I picked 72-332 CHECK and selected one of the three bicentennial schemes. The Gull Gray was Model Master, the white was Tamiya, plus Microscale clearcoats and decal chemistry, and the markings went on very nicely indeed – pretty good when you think this sheet might be twenty years old. Florey panel wash was trapped between clearcoats too, and I built her with mostly clear pylons, as this unit, VA-305, the “Lobos,” was stateside at Alameda in 1977 as a training and reserve unit, so while Corsairs were rarely seen without the full suite of underwing pylons, they were unlikely to be heavily laden in their role at that time and place.

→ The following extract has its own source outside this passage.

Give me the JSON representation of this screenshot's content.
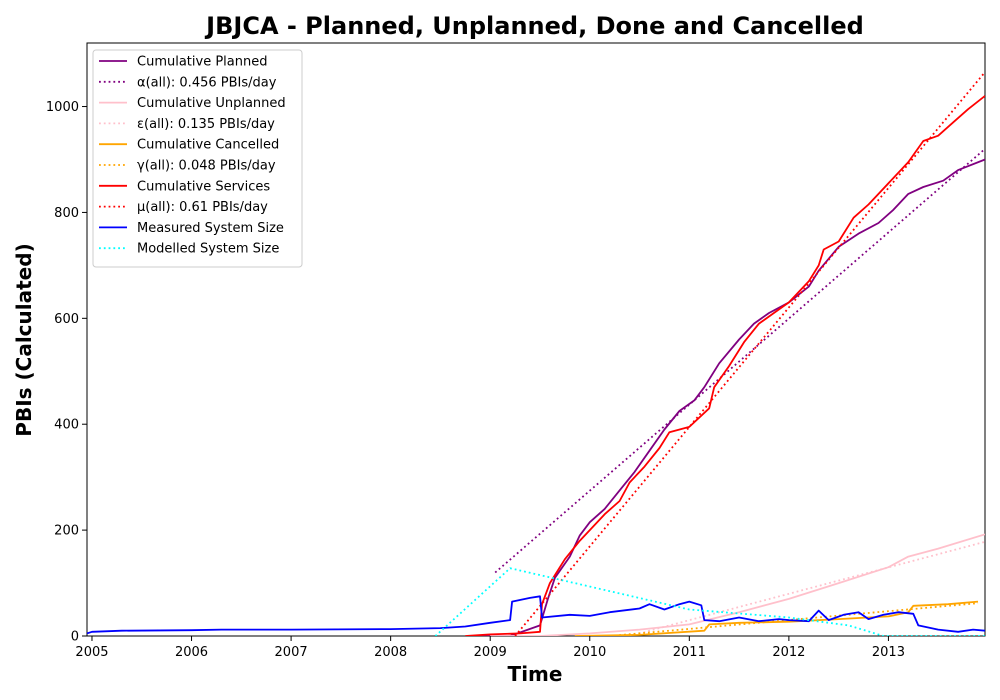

It was a fun kit, if a challenging one, and I know there are shortcomings, the above-mentioned alignment issues high among them, plus a small antenna on the spine of the Navy bird which I was  not up to adding, and this aircraft should have had a small antiglare panel extending into the white radome area but I was not up to masking it. Hey ho, it takes a specialist to know.

I have many Fujimi Corsairs in the stash and look forward to building a collection, I have a great many decal sheets waiting to be used and my “sluf” shelf should be pretty spectacular in the end. I might build some assembly jigs to solve the alignment problems, and tackle the wings conventionally from now on.